Nei giorni scorsi la Società italiana di medici ambientali ha sottolineato che l’innalzamento delle temperature globali, unito alla maggiore frequenza di eventi estremi come piogge improvvise, alluvioni, siccità alternate a umidità persistente, sta modificando il raggio d’azione di vettori come zanzare, zecche, flebotomi.

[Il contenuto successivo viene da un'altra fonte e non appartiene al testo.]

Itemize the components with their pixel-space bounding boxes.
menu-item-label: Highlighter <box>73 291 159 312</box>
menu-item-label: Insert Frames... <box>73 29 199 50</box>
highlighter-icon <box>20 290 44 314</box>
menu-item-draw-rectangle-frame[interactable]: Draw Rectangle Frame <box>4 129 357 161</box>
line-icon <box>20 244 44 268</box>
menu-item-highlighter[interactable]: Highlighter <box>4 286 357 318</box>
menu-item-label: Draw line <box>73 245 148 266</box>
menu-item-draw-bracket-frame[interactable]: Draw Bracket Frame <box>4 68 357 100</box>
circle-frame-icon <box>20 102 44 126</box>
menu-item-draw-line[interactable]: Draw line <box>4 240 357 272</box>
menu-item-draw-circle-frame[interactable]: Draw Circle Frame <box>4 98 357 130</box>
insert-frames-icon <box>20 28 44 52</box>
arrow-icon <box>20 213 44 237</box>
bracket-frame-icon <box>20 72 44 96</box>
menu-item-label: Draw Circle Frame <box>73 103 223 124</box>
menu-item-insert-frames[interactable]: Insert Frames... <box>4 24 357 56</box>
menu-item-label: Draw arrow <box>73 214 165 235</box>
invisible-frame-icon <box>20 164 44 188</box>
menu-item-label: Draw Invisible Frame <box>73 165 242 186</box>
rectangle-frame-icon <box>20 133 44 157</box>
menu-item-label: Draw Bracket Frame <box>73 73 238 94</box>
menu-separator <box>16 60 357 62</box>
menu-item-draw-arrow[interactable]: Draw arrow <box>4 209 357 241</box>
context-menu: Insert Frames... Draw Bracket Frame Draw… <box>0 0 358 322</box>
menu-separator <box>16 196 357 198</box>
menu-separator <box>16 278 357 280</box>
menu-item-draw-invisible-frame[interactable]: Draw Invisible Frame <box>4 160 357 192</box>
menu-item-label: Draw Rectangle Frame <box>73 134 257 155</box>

E oggi un nuovo parere medico fa ulteriore luce sulla diffusione di questo virus diffuso dalle punture di zanzara. «Le piogge intense seguite da ondate di caldo e le rotte migratorie degli uccelli hanno favorito la proliferazione delle zanzare e l'amplificazione del ciclo di trasmissione del virus West Nile», spiega la Società italiana di medicina veterinaria preventiva. Viene anche sottolineato come «questo virus sia un esempio chiaro di quanto la salute umana, animale e ambientale siano interconnesse». In Italia, il virus è endemico, in particolare in Emilia-Romagna e Veneto mentre recente è il cluster epidemico nel Lazio, per ora ristretto nella provincia di Latina, e in Campania, «che conta già alcune centinaia di casi asintomatici, considerando che solo l'1-2 % delle infezioni provocano il ricovero ospedaliero».
«Il problema è che i sintomi sono spesso lievi o assenti, per questo è difficile stimare la reale diffusione del virus», afferma Antonio Sorice, presidente Simevep. Quel che è certo è che «solo un approccio One Health può garantire una risposta efficace, fondata su sorveglianza integrata e collaborazione multidisciplinare».
Diverso è il caso del Lazio, dove è stato già registrato un decesso e dove due persone sono ricoverate in terapia intensiva.
Dal 2018 sono stati notificati oltre 247 casi umani autoctoni di forme neuro-invasive. Il Piano nazionale di prevenzione arbovirosi 2020-2025, promosso dal ministero della Salute, prevede una sorveglianza integrata uomo-animale-ambiente. Fondamentale il ruolo dei Servizi Veterinari, che monitorano la presenza del virus in uccelli selvatici, cavalli e zanzare, segnalando precocemente le zone a rischio. «In alcuni casi il virus è stato rilevato nei vettori anche nove giorni prima del primo caso umano, a dimostrazione dell'efficacia della sorveglianza veterinaria», sottolinea Maurizio Ferri, coordinatore scientifico di Simevep. I dati raccolti vengono condivisi in tempo reale con il Centro Nazionale Sangue e il Centro Nazionale Trapianti per attivare misure di sicurezza su donazioni e trapianti.